Crucially, PTQ requires no extra coaching—in contrast to quantization-aware coaching (QAT), which contains quantization into the fine-tuning course of. PTQ avoids the prohibitive retraining value related to billion-parameter fashions. The problem is to quantize the mannequin rigorously to reduce any drop in accuracy or improve in perplexity. Trendy PTQ strategies try to retain mannequin efficiency whereas dramatically bettering deployment effectivity.
Submit-training quantization algorithms
Quantizing a complete mannequin on to 4-bit or 8-bit precision might sound simple, however doing so naïvely typically leads to substantial accuracy degradation—significantly underneath lower-bit configurations. To beat this, specialised PTQ algorithms have been developed that intelligently compress mannequin parameters whereas preserving constancy. On this put up, we give attention to two extensively adopted and well-researched PTQ strategies, every taking a definite method to high-accuracy compression:
- Activation-aware weights quantization (AWQ)
- Generative pre-trained transformers quantization (GPTQ)
Activation conscious weights quantization
AWQ is a PTQ method that targets weight-only quantization at very low bit widths (usually 4-bit) whereas protecting activations in greater precision, corresponding to FP16. The core idea is that not all weights contribute equally to a mannequin’s output; a small subset of salient weights disproportionately influences predictions. By figuring out and preserving roughly 1% of those important weight channels—these related to the most important activation values—AWQ can dramatically shut the hole between 4-bit quantized fashions and their unique FP16 counterparts when it comes to perplexity. In contrast to conventional strategies that rank significance primarily based on weight magnitude alone, AWQ makes use of activation distributions to seek out which weights actually matter. Early outcomes confirmed that leaving the highest 1% of channels in greater precision was sufficient to keep up efficiency—however this introduces {hardware} inefficiencies because of mixed-precision execution. To get round this, AWQ introduces a chic workaround of per-channel scaling.

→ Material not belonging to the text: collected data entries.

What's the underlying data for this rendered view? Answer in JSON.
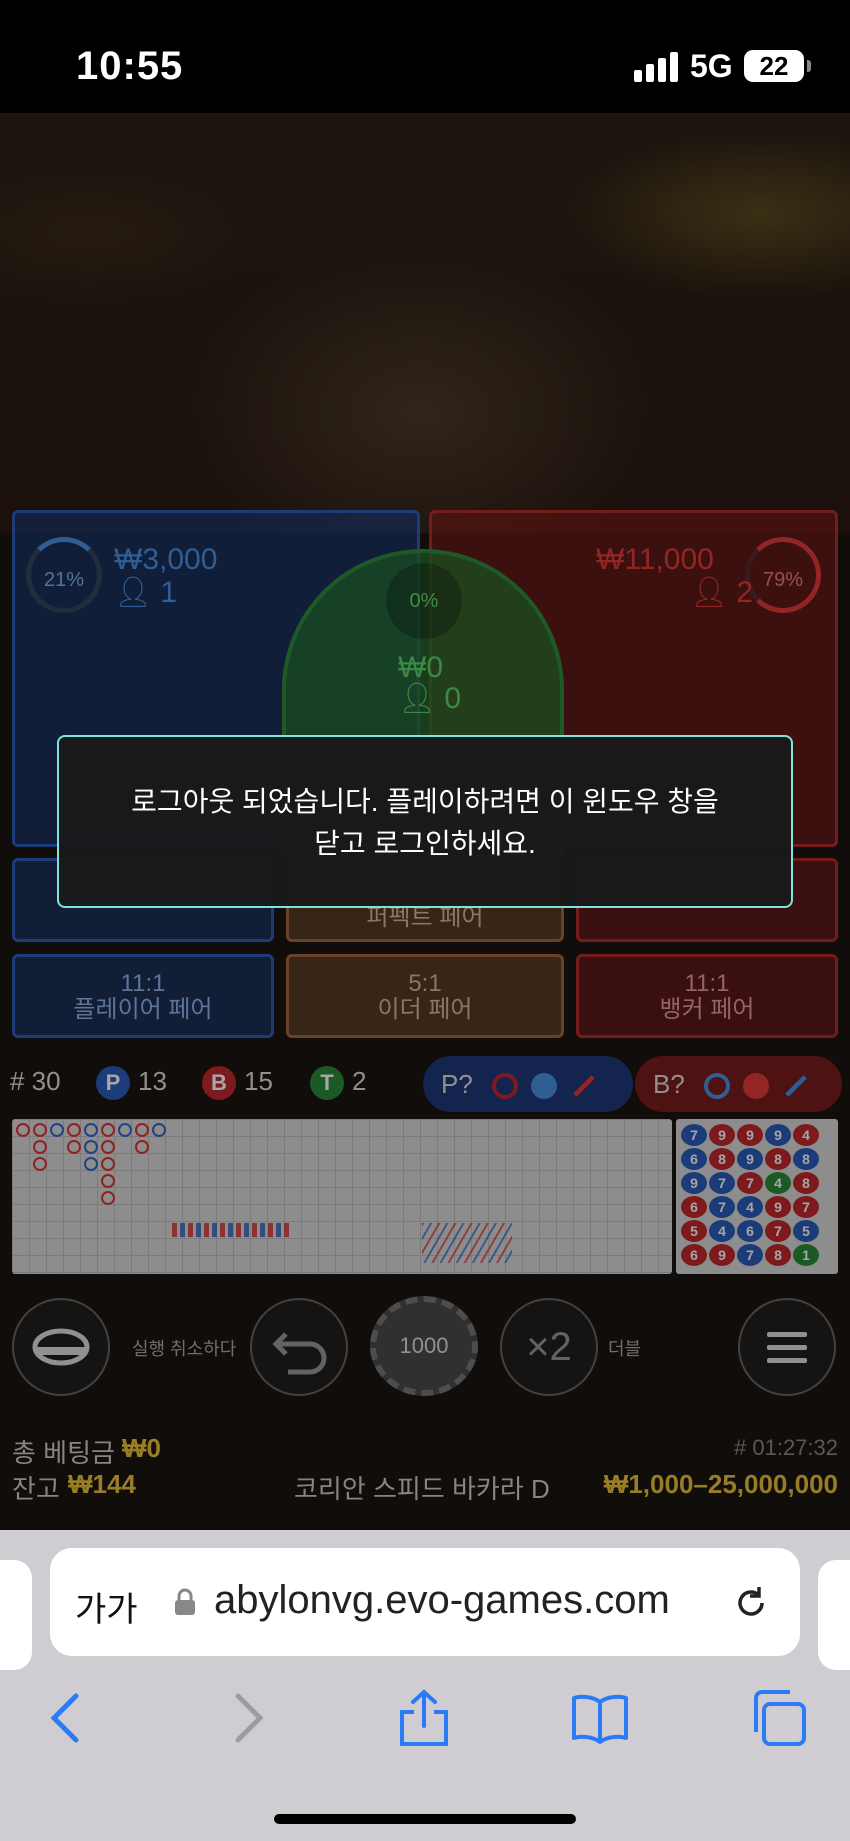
{
  "status": {
    "time": "10:55",
    "network": "5G",
    "battery": "22"
  },
  "bets": {
    "player": {
      "percent": "21%",
      "amount": "₩3,000",
      "players": "1",
      "color": "#4a90e2"
    },
    "banker": {
      "percent": "79%",
      "amount": "₩11,000",
      "players": "2",
      "color": "#e23a3a"
    },
    "tie": {
      "percent": "0%",
      "amount": "₩0",
      "players": "0",
      "color": "#5fd16a"
    }
  },
  "side_bets": {
    "perfect_pair": "퍼펙트 페어",
    "player_pair": {
      "odds": "11:1",
      "label": "플레이어 페어"
    },
    "either_pair": {
      "odds": "5:1",
      "label": "이더 페어"
    },
    "banker_pair": {
      "odds": "11:1",
      "label": "뱅커 페어"
    }
  },
  "stats": {
    "round": "# 30",
    "player_letter": "P",
    "player_count": "13",
    "banker_letter": "B",
    "banker_count": "15",
    "tie_letter": "T",
    "tie_count": "2",
    "player_predict": "P?",
    "banker_predict": "B?"
  },
  "bead_plate": [
    [
      "7",
      "9",
      "9",
      "9",
      "4"
    ],
    [
      "6",
      "8",
      "9",
      "8",
      "8"
    ],
    [
      "9",
      "7",
      "7",
      "4",
      "8"
    ],
    [
      "6",
      "7",
      "4",
      "9",
      "7"
    ],
    [
      "5",
      "4",
      "6",
      "7",
      "5"
    ],
    [
      "6",
      "9",
      "7",
      "8",
      "1"
    ]
  ],
  "bead_colors": [
    [
      "B",
      "R",
      "R",
      "B",
      "R"
    ],
    [
      "B",
      "R",
      "B",
      "R",
      "B"
    ],
    [
      "B",
      "B",
      "R",
      "G",
      "R"
    ],
    [
      "R",
      "B",
      "B",
      "R",
      "R"
    ],
    [
      "R",
      "B",
      "B",
      "R",
      "B"
    ],
    [
      "R",
      "R",
      "B",
      "R",
      "G"
    ]
  ],
  "controls": {
    "undo_label": "실행 취소하다",
    "chip_value": "1000",
    "double_symbol": "×2",
    "double_label": "더블"
  },
  "footer": {
    "total_bet_label": "총 베팅금",
    "total_bet_value": "₩0",
    "balance_label": "잔고",
    "balance_value": "₩144",
    "round_time": "# 01:27:32",
    "table_name": "코리안 스피드 바카라 D",
    "limits": "₩1,000–25,000,000"
  },
  "modal": {
    "message_line1": "로그아웃 되었습니다. 플레이하려면 이 윈도우 창을",
    "message_line2": "닫고 로그인하세요."
  },
  "browser": {
    "text_size_button": "가가",
    "url": "abylonvg.evo-games.com"
  }
}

Throughout quantization, AWQ amplifies the weights of activation-salient channels to cut back relative quantization error and folds the inverse scaling into the mannequin, so no specific rescaling is required throughout inference. This adjustment eliminates the overhead of mixed-precision computation whereas protecting inference purely low-bit. Importantly, AWQ achieves this with out retraining—it makes use of a small calibration dataset to estimate activation statistics and derive scaling elements analytically. The strategy avoids overfitting to calibration information, guaranteeing sturdy generalization throughout duties. In observe, AWQ delivers near-FP16 efficiency even at 4-bit precision, displaying far smaller degradation than conventional post-training strategies like RTN (round-to-nearest). Whereas there’s nonetheless a marginal improve in perplexity in comparison with full-precision fashions, the trade-off is commonly negligible given the three–4 occasions discount in reminiscence footprint and bandwidth. This effectivity permits deployment of very massive fashions—as much as 70 billion parameters—on a single high-end GPU corresponding to an A100 or H100. In brief, AWQ demonstrates that with cautious, activation-aware scaling, precision might be centered the place it issues most, attaining low-bit quantization with minimal impression on mannequin high quality.
Generative pre-trained transformers quantization (GPTQ)
GPTQ is one other PTQ methodology that takes an error-compensation-driven method to compressing massive language fashions. GPTQ operates layer by layer, aiming to protect every layer’s output as carefully as attainable to that of the unique full-precision mannequin. It follows a grasping, sequential quantization technique: at every step, a single weight or a small group of weights is quantized, whereas the remaining unquantized weights are adjusted to compensate for the error launched. This retains the output of every layer tightly aligned with the unique. The method is knowledgeable by approximate second-order statistics, particularly an approximation of the Hessian matrix, which estimates how delicate the output is to modifications in every weight. This optimization process is typically known as optimum mind quantization, the place GPTQ rigorously quantizes weights in an order that minimizes cumulative output error.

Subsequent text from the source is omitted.